A need for the timeless

One of the signs of work that’s debilitating is when you feel constantly besieged by time, when you are constantly trying to fit your work into a schedule. Now there’s no work that is immune to the sense of deadline or of being limited. But if you don’t have a cyclical visitation of the timeless in your endeavours, I’d say that’s a pretty good sign it’s not your conversation, it’s not your work and you should be elsewhere. Or you should move on from something that perhaps once brought that into your life but no longer does.  The whole idea of pilgrimage is not necessarily moving on from a particular form of conversation, but finding – and I do think work is a kind of out loud, visible conversation – it’s keeping that conversation real, and in order to do that, finding new forms appropriate to it.

David Whyte

On not waiting too long…….to live your life

The great Indian poet Kabir reminding us that at every moment in our life we are challenged to live fully.  We need not wait for some time in the future to find the “right conditions” for happiness. There is no such thing as a perfect time. Now is the only time we have –  to face into our fears, to shake off what we know is holding us back, to let go of whatever we are carrying that  no longer gives us life, to cross the river ahead of us.

Wherever you are is the entry point

I said to the wanting-creature inside me:
What is this river you want to cross?
There are no travelers on the river-road,
and no road.

Be strong then, and
enter into your own body;
there you have a solid place
for your feet.
Think about it carefully!
Don’t go off somewhere else

If you don’t break your ropes
while you’re alive,
do you think ghosts will do it after
?

The choice to be still

Practicing mindfulness meditation is making the choice to be still — to step into the quiet shade instead of running away from difficult thoughts and feelings. We sometimes call meditation non-doing. Instead of being swept away by our usual conditioned reactions, we’re quiet and watchful, fully present with what is, touching it deeply, being touched by it, and seeing what is happening in the simplest and most direct fashion possible. Doing nothing really means not doing many of the things we usually do, like holding on to or hiding from our experience, so that we can get new perspectives, new insights, and new sources of strength.

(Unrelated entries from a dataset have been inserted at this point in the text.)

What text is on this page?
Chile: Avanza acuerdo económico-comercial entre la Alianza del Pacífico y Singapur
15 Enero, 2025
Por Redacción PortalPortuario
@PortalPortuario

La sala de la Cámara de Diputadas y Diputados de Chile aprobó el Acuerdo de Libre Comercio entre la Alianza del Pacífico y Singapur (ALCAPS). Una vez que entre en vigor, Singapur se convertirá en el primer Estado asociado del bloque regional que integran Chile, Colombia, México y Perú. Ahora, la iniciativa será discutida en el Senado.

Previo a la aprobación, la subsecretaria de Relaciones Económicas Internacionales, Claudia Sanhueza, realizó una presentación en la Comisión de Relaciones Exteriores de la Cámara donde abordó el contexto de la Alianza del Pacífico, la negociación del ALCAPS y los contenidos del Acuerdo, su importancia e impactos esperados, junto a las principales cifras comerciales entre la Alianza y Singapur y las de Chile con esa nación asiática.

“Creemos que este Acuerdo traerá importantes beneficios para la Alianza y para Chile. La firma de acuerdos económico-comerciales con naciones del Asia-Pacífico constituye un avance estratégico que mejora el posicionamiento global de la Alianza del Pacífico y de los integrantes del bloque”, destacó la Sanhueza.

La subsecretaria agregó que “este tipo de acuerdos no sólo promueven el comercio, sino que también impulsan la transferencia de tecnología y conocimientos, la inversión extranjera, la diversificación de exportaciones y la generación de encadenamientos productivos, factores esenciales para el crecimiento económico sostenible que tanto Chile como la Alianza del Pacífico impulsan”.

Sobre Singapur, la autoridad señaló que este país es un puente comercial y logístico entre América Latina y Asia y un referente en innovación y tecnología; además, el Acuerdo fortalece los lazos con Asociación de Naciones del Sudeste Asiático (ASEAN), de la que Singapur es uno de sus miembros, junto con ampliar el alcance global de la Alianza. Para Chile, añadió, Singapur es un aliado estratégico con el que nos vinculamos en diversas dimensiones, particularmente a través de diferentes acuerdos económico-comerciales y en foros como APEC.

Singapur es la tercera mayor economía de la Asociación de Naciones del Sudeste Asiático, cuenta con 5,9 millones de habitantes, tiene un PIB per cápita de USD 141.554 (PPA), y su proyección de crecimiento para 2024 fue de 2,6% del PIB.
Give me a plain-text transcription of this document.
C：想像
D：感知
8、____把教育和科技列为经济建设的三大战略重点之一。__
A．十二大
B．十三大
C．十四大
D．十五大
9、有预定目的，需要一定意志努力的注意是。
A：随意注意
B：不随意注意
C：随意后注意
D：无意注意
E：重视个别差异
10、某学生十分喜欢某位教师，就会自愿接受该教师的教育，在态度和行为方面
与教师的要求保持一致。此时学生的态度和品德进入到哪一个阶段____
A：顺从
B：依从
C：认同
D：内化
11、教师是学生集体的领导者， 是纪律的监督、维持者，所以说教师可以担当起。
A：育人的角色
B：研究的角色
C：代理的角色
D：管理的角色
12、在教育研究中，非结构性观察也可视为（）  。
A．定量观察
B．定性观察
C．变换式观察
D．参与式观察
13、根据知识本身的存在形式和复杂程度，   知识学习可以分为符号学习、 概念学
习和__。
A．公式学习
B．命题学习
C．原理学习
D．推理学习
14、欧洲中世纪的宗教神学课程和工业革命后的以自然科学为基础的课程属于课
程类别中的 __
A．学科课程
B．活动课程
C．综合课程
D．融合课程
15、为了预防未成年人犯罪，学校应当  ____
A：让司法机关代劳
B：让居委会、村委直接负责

Sitting quietly and observing mindfully is a particularly productive way of “doing” nothing. Through the regular practice of meditation we discover the real happiness of simplicity, of connection, of presence. We come closer and closer to living each day in accord with this lovely quotation from Wordsworth: “With an eye made quiet by the power of harmony, and the deep power of joy, we see into the life of things.

Sharon Salzberg, Real Happiness: The Power of Meditation

A work in progress

Self-actualization is not a sudden happening or even the permanent result of long effort. The eleventh-century Tibetan Buddhist poet-saint Milarupa suggested: “Do not expect full realization; simply practice every day of your life.” A healthy person is not perfect but perfectible, not a done deal but a work in progress. Staying healthy takes discipline, work, and patience, which is why our life is a journey and perforce a heroic one.

David Richo, How to be an Adult in Relationships

The address of life

“I have arrived” is our practice. When we breathe in, we take refuge in our in-breath,  and we say “I have arrived”. When we make a step, we take refuge in our step, and we say “I have arrived”.  This is not a statement to yourself or to another person.  “I have arrived” means I have stopped running, I have arrived in the present moment, because only the present moment contains life.

Stopping running is a very important practice . We have been running all our life: we believe that peace happiness and success are present in some other place and time. We don’t know that  everything – peace happiness and stability – should be looked for in the here and now. This is the address of life –  the intersection of here and now.

Thich Nhat Hahn, Happiness

Finding the life you ought to be living

This is an absolute necessity for anybody today. You must have a room, or a certain hour or so a day, where you don’t know what was in the newspapers that morning, you don’t know who your friends are, you don’t know what you owe to anybody, you don’t know what anybody owes to you. This is a place where you can simply experience and bring forth what you are and what you might be. This is the place of creative incubation. At first you may find that nothing is happening there. But if you have a sacred place, and use it, and take advantage of it, something eventually will happen….

Most of our action is economically or socially determined and does not come out of our life… the claims of the environment upon you are so great, that you hardly know where the hell you are! What is it you intended? You’re always doing things that are required of you; this minute, that minute, another minute! Where is your “bliss station”?” Try to find it! Put on the music that you really love… or the book you want to read. Get it done! And have a place in which to do it! There you’ll get the “thou” feeling of life. If you follow your bliss, you put yourself on a track that has been there all the while, waiting for you. And the life that you ought to be living is the one you are living.

Joseph Campbell, The Power of Myth; Sacrifice and Bliss.